Chamath Palihapitiya, former Facebook vice president for user growth, isn't the only one who believes his former employer is ripping apart the fabric of society.
Palihapitiya triggered an unexpectedly intense backlash after revealing that he feels "tremendous guilt" for his role in building the social media giant, warning that, if you feed the beast, that beast will destroy you..."
"I feel tremendous guilt."
"I think we have created tools that are ripping apart the social fabric of how society works. That is truly where we are."
"I would encourage all of you, as the future leaders of the world, to really internalize how important this is. If you feed the beast, that beast will destroy you. If you push back on it you have a chance to control it and reign it in."
"There is a point in time when people need a hard break from some of these tools."
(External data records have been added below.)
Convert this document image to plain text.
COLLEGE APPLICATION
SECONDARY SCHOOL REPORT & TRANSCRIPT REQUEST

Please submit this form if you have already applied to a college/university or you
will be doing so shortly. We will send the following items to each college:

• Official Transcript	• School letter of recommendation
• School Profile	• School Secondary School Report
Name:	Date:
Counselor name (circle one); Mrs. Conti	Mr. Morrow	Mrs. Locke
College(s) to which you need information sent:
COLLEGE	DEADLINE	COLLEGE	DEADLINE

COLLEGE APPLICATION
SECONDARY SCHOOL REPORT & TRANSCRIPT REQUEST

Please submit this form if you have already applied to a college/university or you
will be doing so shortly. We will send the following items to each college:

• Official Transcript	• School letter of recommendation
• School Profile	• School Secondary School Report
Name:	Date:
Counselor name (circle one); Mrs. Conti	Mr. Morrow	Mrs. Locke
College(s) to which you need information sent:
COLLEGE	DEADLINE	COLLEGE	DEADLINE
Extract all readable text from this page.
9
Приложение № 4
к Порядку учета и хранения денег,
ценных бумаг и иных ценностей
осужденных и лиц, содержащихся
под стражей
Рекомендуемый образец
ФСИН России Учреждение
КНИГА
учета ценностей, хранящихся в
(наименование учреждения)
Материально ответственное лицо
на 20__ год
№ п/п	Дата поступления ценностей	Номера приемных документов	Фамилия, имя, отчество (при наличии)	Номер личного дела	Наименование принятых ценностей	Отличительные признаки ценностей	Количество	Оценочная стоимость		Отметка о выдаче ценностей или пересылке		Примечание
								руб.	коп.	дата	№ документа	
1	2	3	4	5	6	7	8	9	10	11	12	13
"The short-term, dopamine-driven feedback loops we've created are destroying how society works. No civil discourse, no cooperation; misinformation, mistruth. And it's not an American problem — this is not about Russians ads. This is a global problem."
"So, we're in a really bad state of affairs right now, in my opinion. It is eroding the core foundations of how people behave by and between each other."
"And, I don't have a good solution. You know, my solution is I just don't use these tools anymore. I ahven't for years. It's created huge tension with my friends. Huge tensions in my social circles."
...He later walked his comments back after twitter users suggested that he maybe donate some of the money he made off the enterprise to a worthy cause.
And now, shortly after it published reports about a survey showing 10% of US Facebook users deleted their accounts in the wake of the company's latest data-privacy scandal, Recode is back with another scathing story about Facebook's public identity crisis.
Tavis McGinn, Mark Zuckerberg's former personal pollster, conducted a survey that exposes just how reviled Facebook is in many parts of the world. Indeed, up to 33% of responds in Australia, Canada and the UK say Facebook is having a "negative impact on society."
Americans have a similarly negative perception of FB, with just 32% (about 54 million people) of the population also believing that Facebook has a negative impact. For context, that makes Facebook more popular than Marlboro cigarettes, but worse than McDonald's.
In fact, the only countries where distrust in Facebook was relatively low were countries like Japan, where few people use Facebook.
McGinn, who recently opened his own polling firm after leaving Facebook after six months, said he didn't ask what, specifically, these negative impacts might be - but he says he has an idea.
"In the U.S. obviously we’re very focused on election interference, and in the U.K. they’ve been focused on that as well with Brexit," McGinn told Recode. "But there are also things like, ‘how does it affect children, how does the platform create addiction, how does the platform encourage extremism, how does the platform push American values onto other countries?’"
There’s also the issue of Facebook’s data policies, which McGinn, who spent three years at Google, says are a result of Facebook’s DNA.
"The culture has always been focused on driving usage, on getting more people to use and how to get them to spend longer on the platform," he said. "It influences every decision, large and small."
And here's the kicker: McGinn conducted his poll in January and February. Which means that, judging by the decline in user engagement - which had already been on the decline before the Cambridge Analytica scandal - negative perceptions of the company have probably worsened.